Hermann Albert

 

Le peintre crée une réalité artistique parallèle à celle de la vie

 

 

Hermann Albert

Le conformisme n'est pas l'apanage d'Albert qui ne cherche pas à attirer le public par une peinture choc porteuse de toutes les souffrances de la société. Hermann Albert peint des personnages pacifiques dans des paysages «idéalisés» où l'être humain est intemporel, éloigné des soucis psychologiques et sociaux. Sans se définir comme un optimiste forcené, il tient à se préserver de la tristesse par la représentation de la beauté de la nature, d'une nature dont le processus de dégradation est malheureusement bien entamé et irréversible.

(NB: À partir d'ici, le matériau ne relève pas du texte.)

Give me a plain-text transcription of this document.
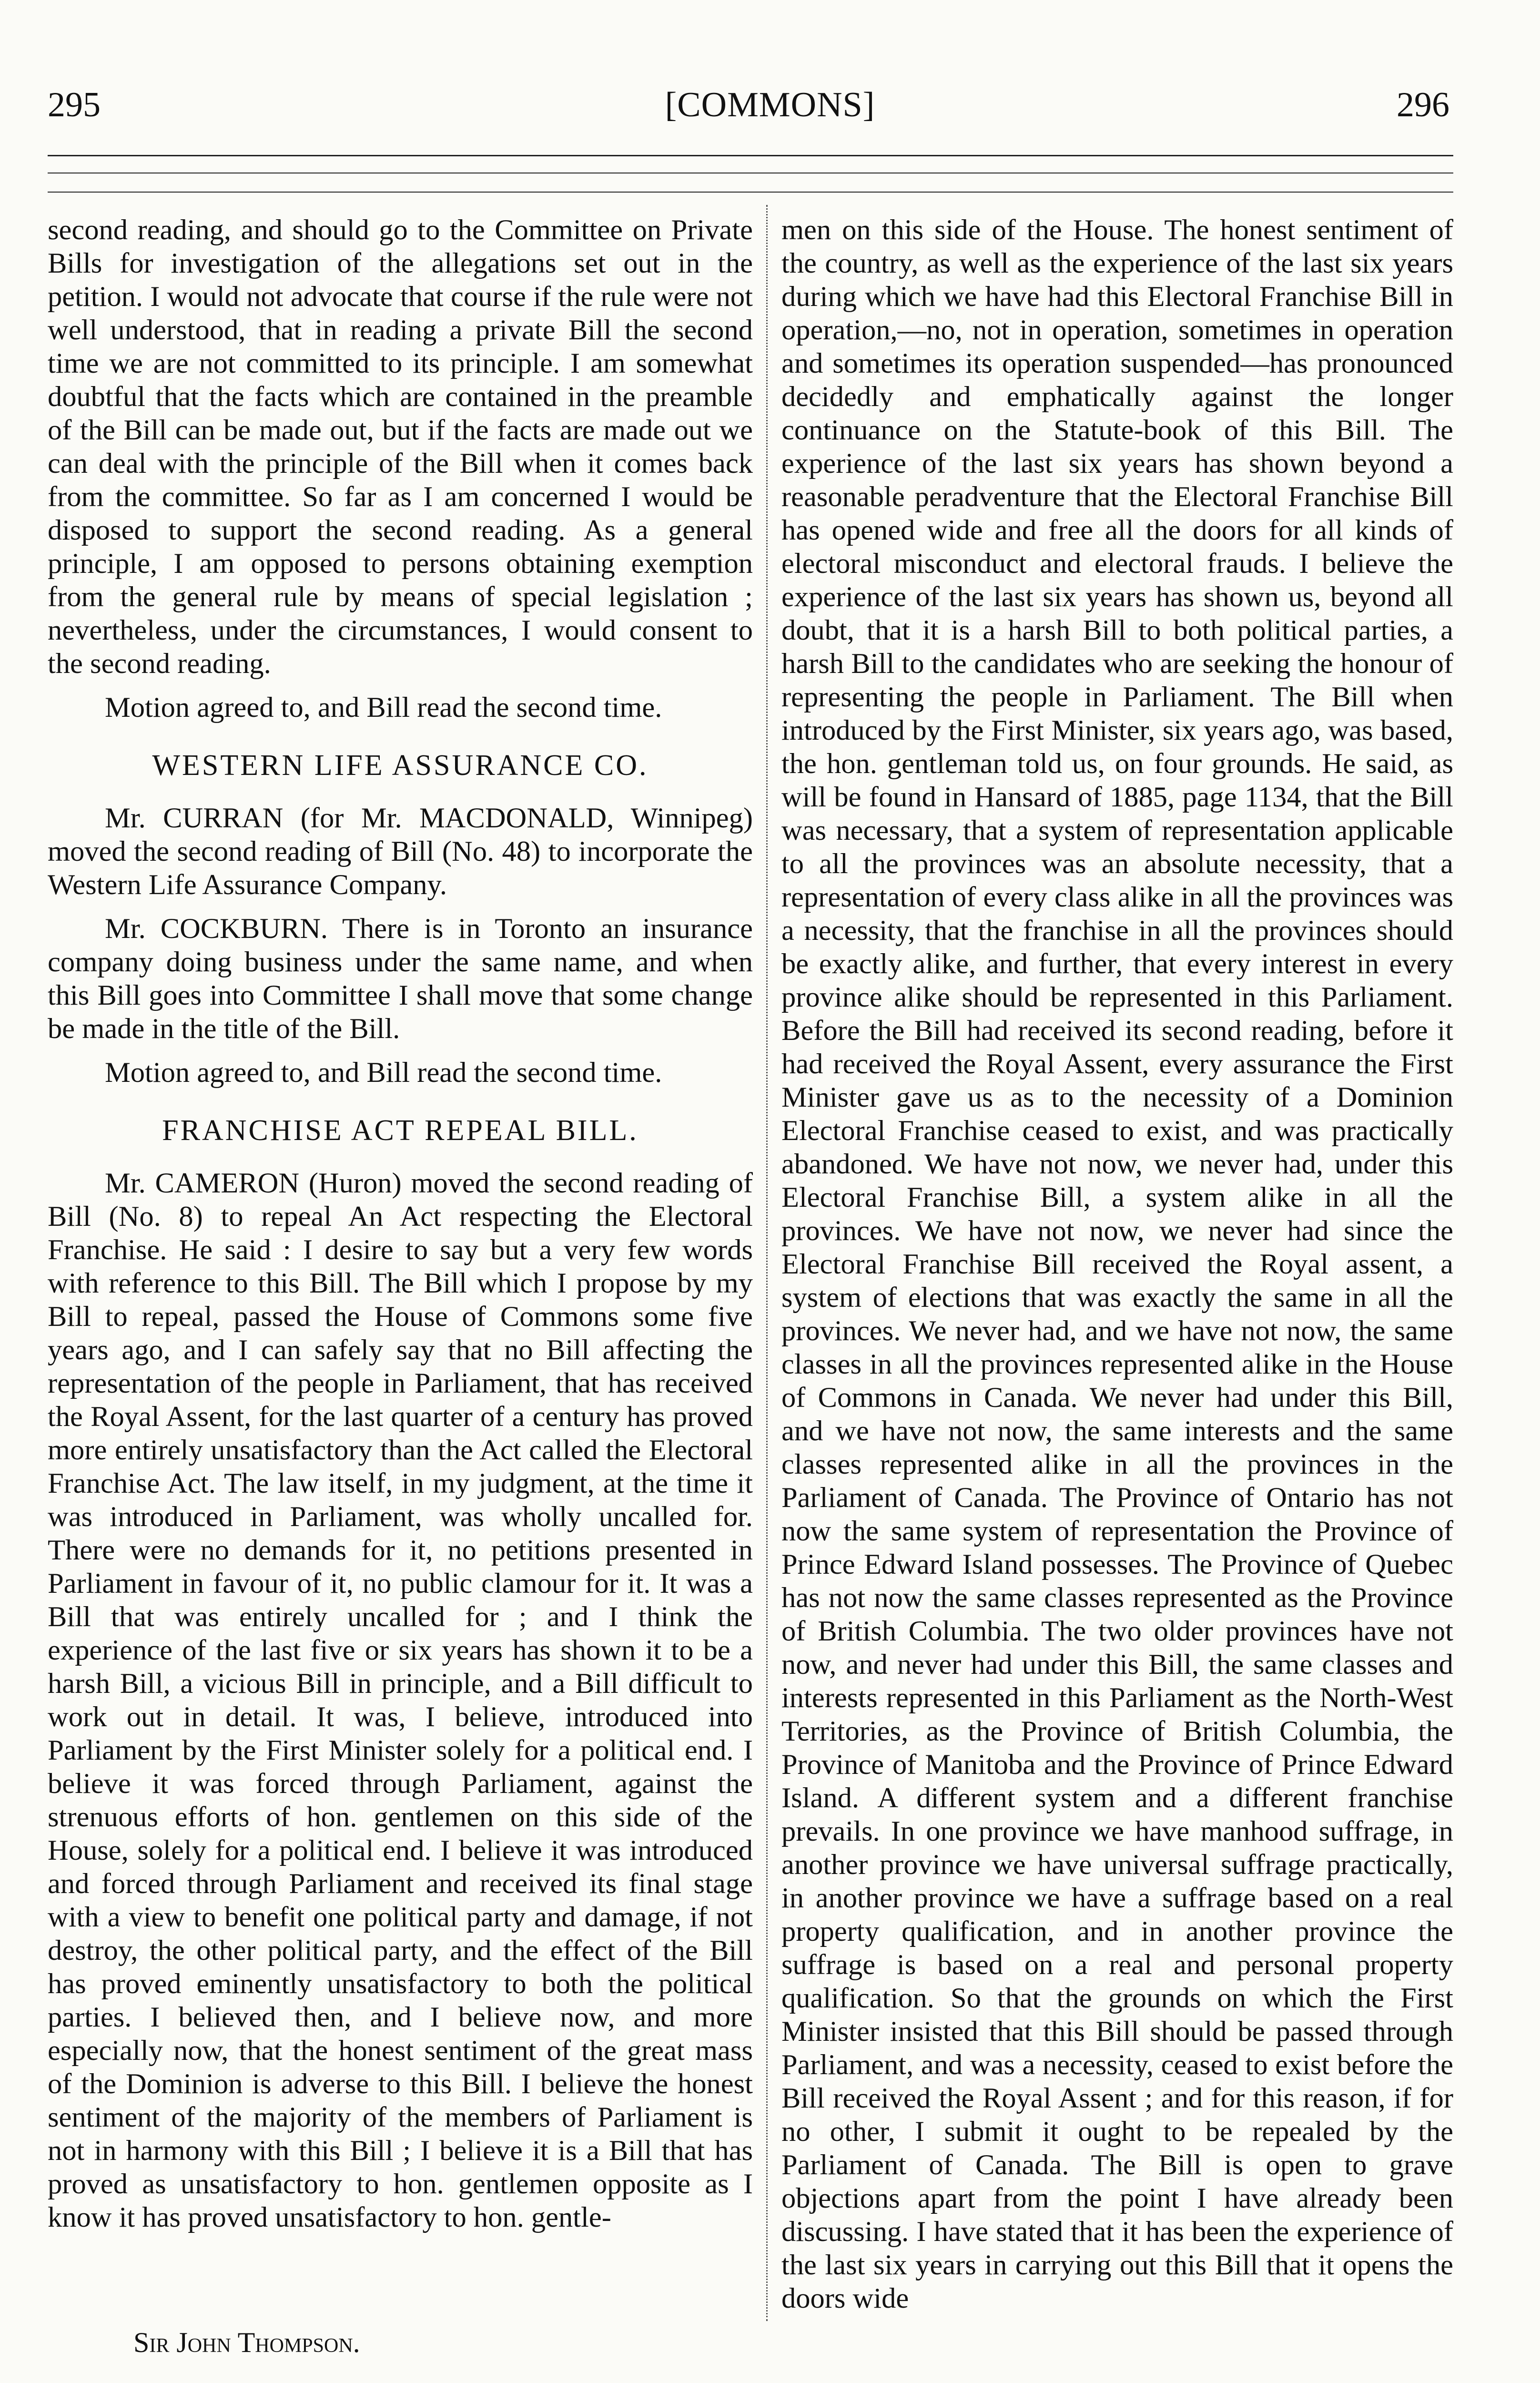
295	[COMMONS]	296

second reading, and should go to the Committee on Private Bills for investigation of the allegations set out in the petition. I would not advocate that course if the rule were not well understood, that in reading a private Bill the second time we are not committed to its principle. I am somewhat doubtful that the facts which are contained in the preamble of the Bill can be made out, but if the facts are made out we can deal with the principle of the Bill when it comes back from the committee. So far as I am concerned I would be disposed to support the second reading. As a general principle, I am opposed to persons obtaining exemption from the general rule by means of special legislation ; nevertheless, under the circumstances, I would consent to the second reading.

Motion agreed to, and Bill read the second time.

WESTERN LIFE ASSURANCE CO.

Mr. CURRAN (for Mr. MACDONALD, Winnipeg) moved the second reading of Bill (No. 48) to incorporate the Western Life Assurance Company.

Mr. COCKBURN. There is in Toronto an insurance company doing business under the same name, and when this Bill goes into Committee I shall move that some change be made in the title of the Bill.

Motion agreed to, and Bill read the second time.

FRANCHISE ACT REPEAL BILL.

Mr. CAMERON (Huron) moved the second reading of Bill (No. 8) to repeal An Act respecting the Electoral Franchise. He said : I desire to say but a very few words with reference to this Bill. The Bill which I propose by my Bill to repeal, passed the House of Commons some five years ago, and I can safely say that no Bill affecting the representation of the people in Parliament, that has received the Royal Assent, for the last quarter of a century has proved more entirely unsatisfactory than the Act called the Electoral Franchise Act. The law itself, in my judgment, at the time it was introduced in Parliament, was wholly uncalled for. There were no demands for it, no petitions presented in Parliament in favour of it, no public clamour for it. It was a Bill that was entirely uncalled for ; and I think the experience of the last five or six years has shown it to be a harsh Bill, a vicious Bill in principle, and a Bill difficult to work out in detail. It was, I believe, introduced into Parliament by the First Minister solely for a political end. I believe it was forced through Parliament, against the strenuous efforts of hon. gentlemen on this side of the House, solely for a political end. I believe it was introduced and forced through Parliament and received its final stage with a view to benefit one political party and damage, if not destroy, the other political party, and the effect of the Bill has proved eminently unsatisfactory to both the political parties. I believed then, and I believe now, and more especially now, that the honest sentiment of the great mass of the Dominion is adverse to this Bill. I believe the honest sentiment of the majority of the members of Parliament is not in harmony with this Bill ; I believe it is a Bill that has proved as unsatisfactory to hon. gentlemen opposite as I know it has proved unsatisfactory to hon. gentle-

men on this side of the House. The honest sentiment of the country, as well as the experience of the last six years during which we have had this Electoral Franchise Bill in operation,—no, not in operation, sometimes in operation and sometimes its operation suspended—has pronounced decidedly and emphatically against the longer continuance on the Statute-book of this Bill. The experience of the last six years has shown beyond a reasonable peradventure that the Electoral Franchise Bill has opened wide and free all the doors for all kinds of electoral misconduct and electoral frauds. I believe the experience of the last six years has shown us, beyond all doubt, that it is a harsh Bill to both political parties, a harsh Bill to the candidates who are seeking the honour of representing the people in Parliament. The Bill when introduced by the First Minister, six years ago, was based, the hon. gentleman told us, on four grounds. He said, as will be found in Hansard of 1885, page 1134, that the Bill was necessary, that a system of representation applicable to all the provinces was an absolute necessity, that a representation of every class alike in all the provinces was a necessity, that the franchise in all the provinces should be exactly alike, and further, that every interest in every province alike should be represented in this Parliament. Before the Bill had received its second reading, before it had received the Royal Assent, every assurance the First Minister gave us as to the necessity of a Dominion Electoral Franchise ceased to exist, and was practically abandoned. We have not now, we never had, under this Electoral Franchise Bill, a system alike in all the provinces. We have not now, we never had since the Electoral Franchise Bill received the Royal assent, a system of elections that was exactly the same in all the provinces. We never had, and we have not now, the same classes in all the provinces represented alike in the House of Commons in Canada. We never had under this Bill, and we have not now, the same interests and the same classes represented alike in all the provinces in the Parliament of Canada. The Province of Ontario has not now the same system of representation the Province of Prince Edward Island possesses. The Province of Quebec has not now the same classes represented as the Province of British Columbia. The two older provinces have not now, and never had under this Bill, the same classes and interests represented in this Parliament as the North-West Territories, as the Province of British Columbia, the Province of Manitoba and the Province of Prince Edward Island. A different system and a different franchise prevails. In one province we have manhood suffrage, in another province we have universal suffrage practically, in another province we have a suffrage based on a real property qualification, and in another province the suffrage is based on a real and personal property qualification. So that the grounds on which the First Minister insisted that this Bill should be passed through Parliament, and was a necessity, ceased to exist before the Bill received the Royal Assent ; and for this reason, if for no other, I submit it ought to be repealed by the Parliament of Canada. The Bill is open to grave objections apart from the point I have already been discussing. I have stated that it has been the experience of the last six years in carrying out this Bill that it opens the doors wide

Sir John Thompson.
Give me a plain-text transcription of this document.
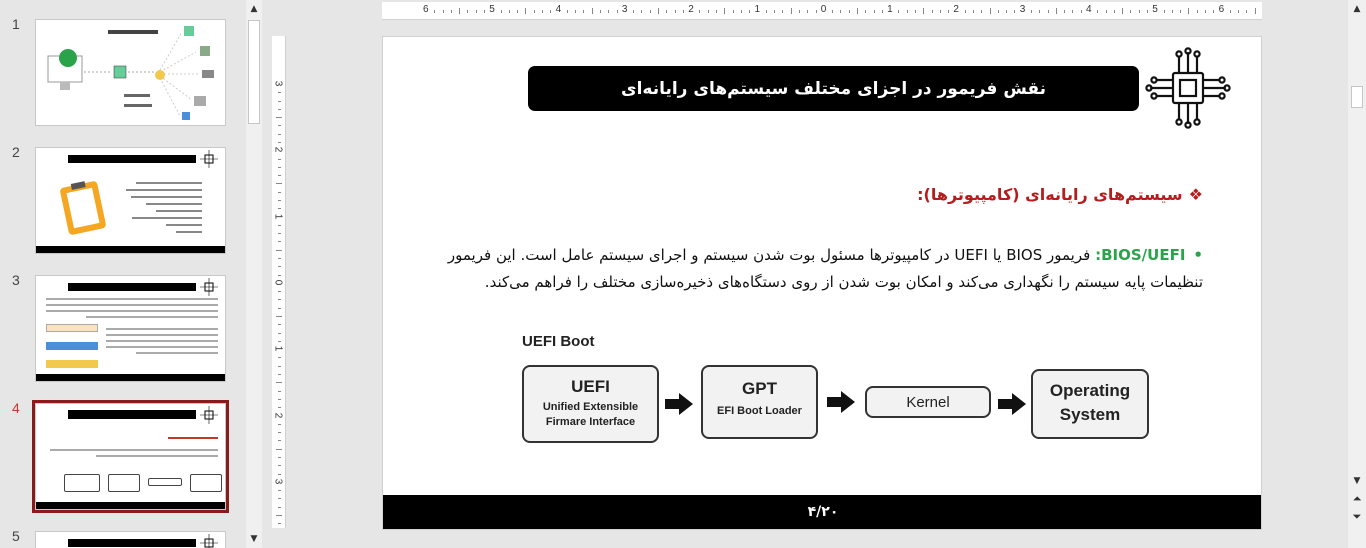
1
2
3
4
5
▲
▼
6	5	4	3	2	1	0	1	2	3	4	5	6
3
2
1
0
1
2
3
نقش فریمور در اجزای مختلف سیستم‌های رایانه‌ای
❖سیستم‌های رایانه‌ای (کامپیوترها):
•BIOS/UEFI: فریمور BIOS یا UEFI در کامپیوترها مسئول بوت شدن سیستم و اجرای سیستم عامل است. این فریمور تنظیمات پایه سیستم را نگهداری می‌کند و امکان بوت شدن از روی دستگاه‌های ذخیره‌سازی مختلف را فراهم می‌کند.
UEFI Boot
UEFI
Unified Extensible Firmare Interface
GPT
EFI Boot Loader	Kernel
Operating System
۴/۲۰
▲
▼
⏶
⏷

"Frau, Pferd und Berg", huile sur toile, 1985, 218 x 200 cm

 


"Frauen in Römischer Landschaft", huile sur toile, 1985, 218 x 200 cm

« Je voudrais peindre l'homme dans son intégralité, en accord avec le paysage idéal mais il y a une différence entre le paysage «originel» et ce que nous entendons actuellement par le terme paysage. La nature a cependant conservé sa force, bien qu'elle ait subi de nombreux changements,un arbre reste un arbre; même s'il appartient à une espèce en voie de disparition.
Je m'intéresse simplement à son existence. Le monde, y compris celui de l'art et de la littérature, devrait se remettre de ses tentatives continuelles de conjurer la destruction. L'artiste, affecté par cette folle recherche des limites dé l'imagination, y entraîne naturellement les autres, il cesse alors d'être un témoin pour faire preuve de son manque de sensibilité.
Le monde ne s'arrêtera pas demain ou après demain, seule notre appréhension nous le fait imaginer; je suis conscient de ce phénomène quand je peins et ce que je veux conjurer est tout à fait à l'opposé des autres. Je crois fermement au pouvoir de l'imagination.
Dans cette peinture que je qualifierai de fondamentale, je cherche à exprimer simultanément la tranquillité absolue et le mouvement perpétuel qui nous environne. Nous ne pouvons plus savourer cette quiétude que dans la peinture et c'est ce qui me semble être la nouvelle chance de l'art: le peintre crée une réalité artistique parallèle à celle de la vie qui nous permet de nous orienter.»
La sérénité qu'apporte sa peinture est en contradiction avec la violence des expressionnistes. Bien qu'il soit considéré comme un des chefs de file du mouvement néoréaliste allemand et qu'il compte parmi ses élèves des peintres tels Schindler ou Chevalier, Hermann Albert, à près de cinquante ans, ne semble pas avoir conquis la reconnaissance dans son pays d'origine. Son succès fut pourtant important dernièrement à New York.